Le dije a mi madre que me soltaban a las nueve de la mañana del martes, para poder salir tranquilo a las ocho y que nadie me estuviese esperando. Me abrió la puerta el doctorcito, que estaba emocionado. Me palmeó y me dijo: «Hala, vete ya». Me estaba esperando un taxi, y yo apretaba un billete de veinte en la mano. En la otra tenía la maleta, con un poco de ropa y mi garrote.
El doctorcito V. me recibió ayer muy serio (por lo general cuando tenemos la charla semanal siempre hace chistes) y me hizo sentar sin preámbulos. Me miró a los ojos y me preguntó: «¿Alguna vez tuviste la esperanza de salir de aquí?». Y fue la primera vez en trece años que me puse a pensar sobre la esperanza.
Ayer el doctorcito V. estaba en medio de nuestra charla semanal y le dio la risa tonta, quién sabe por qué. Y un segundo más tarde se ruborizó, bajó la vista y creí oírle decir: «Corta, corta». Entonces supe que quizás todo sea una farsa. Como en el Show de Truman, por ejemplo. Comencé a pensar que tal vez este hospital sea un tinglado, un plató, y que nosotros, los treinta y dos enfermos, seamos quizás participantes de un reality. «Gran Enfermo», por ejemplo.
Hay mil secretos para mantenerse en forma: pero el más importante es tener libertad. Cuando estás encerrado pocas veces aparecen mujeres, y entonces el hombre es dado a dejarse estar del cuerpo y del alma. Yo, por ejemplo, hace fácilmente dos años que no me corto las uñas de los pies.

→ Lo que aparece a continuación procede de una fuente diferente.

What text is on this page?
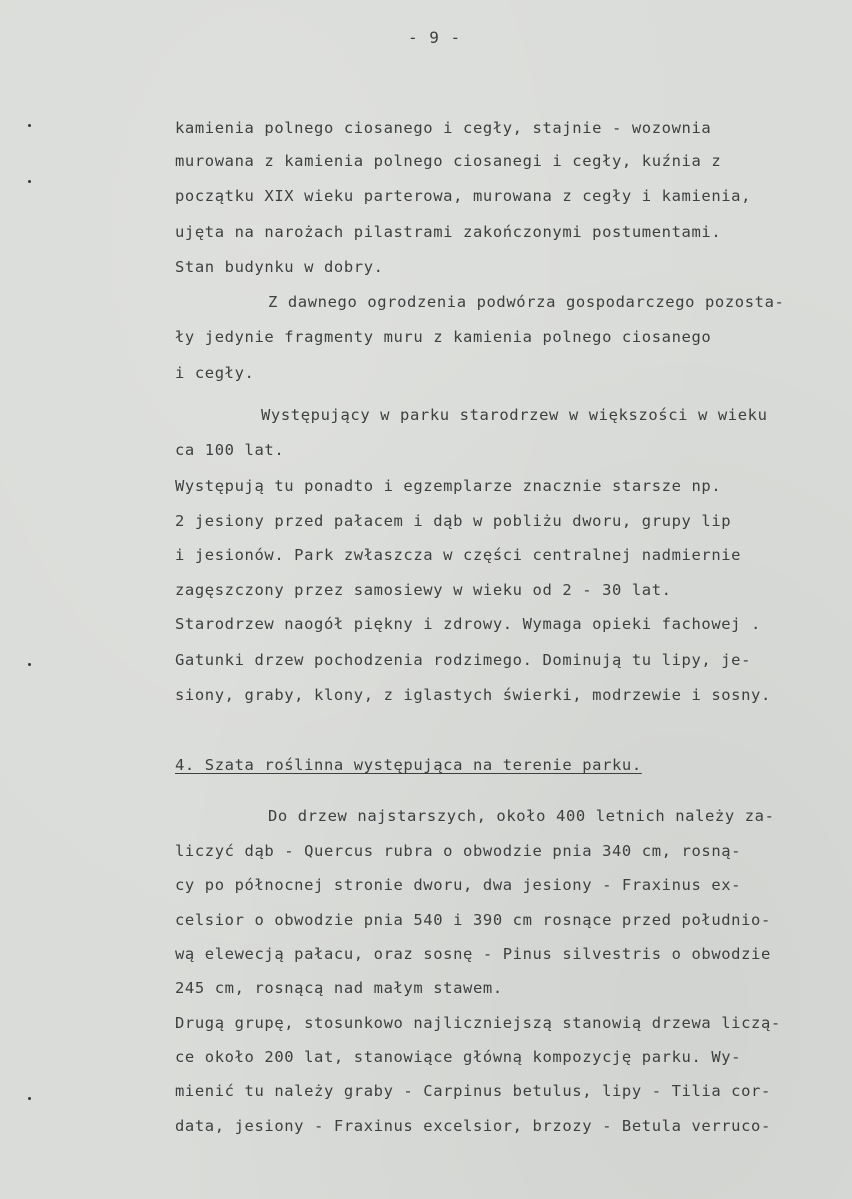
- 9 -
kamienia polnego ciosanego i cegły, stajnie - wozownia
murowana z kamienia polnego ciosanegi i cegły, kuźnia z
początku XIX wieku parterowa, murowana z cegły i kamienia,
ujęta na narożach pilastrami zakończonymi postumentami.
Stan budynku w dobry.
Z dawnego ogrodzenia podwórza gospodarczego pozosta-
ły jedynie fragmenty muru z kamienia polnego ciosanego
i cegły.
Występujący w parku starodrzew w większości w wieku
ca 100 lat.
Występują tu ponadto i egzemplarze znacznie starsze np.
2 jesiony przed pałacem i dąb w pobliżu dworu, grupy lip
i jesionów. Park zwłaszcza w części centralnej nadmiernie
zagęszczony przez samosiewy w wieku od 2 - 30 lat.
Starodrzew naogół piękny i zdrowy. Wymaga opieki fachowej .
Gatunki drzew pochodzenia rodzimego. Dominują tu lipy, je-
siony, graby, klony, z iglastych świerki, modrzewie i sosny.
4. Szata roślinna występująca na terenie parku.
Do drzew najstarszych, około 400 letnich należy za-
liczyć dąb - Quercus rubra o obwodzie pnia 340 cm, rosną-
cy po północnej stronie dworu, dwa jesiony - Fraxinus ex-
celsior o obwodzie pnia 540 i 390 cm rosnące przed południo-
wą elewecją pałacu, oraz sosnę - Pinus silvestris o obwodzie
245 cm, rosnącą nad małym stawem.
Drugą grupę, stosunkowo najliczniejszą stanowią drzewa liczą-
ce około 200 lat, stanowiące główną kompozycję parku. Wy-
mienić tu należy graby - Carpinus betulus, lipy - Tilia cor-
data, jesiony - Fraxinus excelsior, brzozy - Betula verruco-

Cuando vives en un hospital, es probable que nadie te llame por tu nombre. El motivo es confuso, pero los doctores, las enfermeras y tus propios compañeros prefieren los motes: el Gelatinas, el Vizconde, el Niño, la Comadreja, el Ojos de Susto, etcétera. Cada cual tiene un elemento característico. Hasta hace unos meses yo era el Ronaldo Blanco, porque lo más llamativo de mí era que me sobresalía la barriga, pero ahora que escribo una columna en el periódico y me llaman el Intelectual.
Aquí dentro, en el hospital, vienen doctores, enfermeras y enfermitos; los martes y los jueves también hay visitas de madres, amigos, hermanos y hermanas; los sábados casi siempre llegan fontaneros, lampistas y albañiles. Pero solo una vez cada año, y sin decir nunca cuándo, aparece el Justiciero.
Aquí dentro cada cual habla como le sale de las narices. En el patio, cuando estamos todos, parecemos la gente de las naciones unidas, pero borrachos. No hay diálogo, no hay comunicación. Lo que hay son idiomas. Más idiomas que gente.
Aquí dentro los fines de semana tienen la misma importancia que las vacaciones para un vago: son alegrías ajenas, descansos en una escalera que nunca hemos de subir ni hemos de bajar. ¿Qué importancia puede tener para nosotros el frenesí del viernes por la noche, la dejadez del sábado por la tarde, o la nostalgia de los domingos, si cada uno de los siete días de la semana son idénticos, malhumorados y perversos como los enanos de Blancanieves?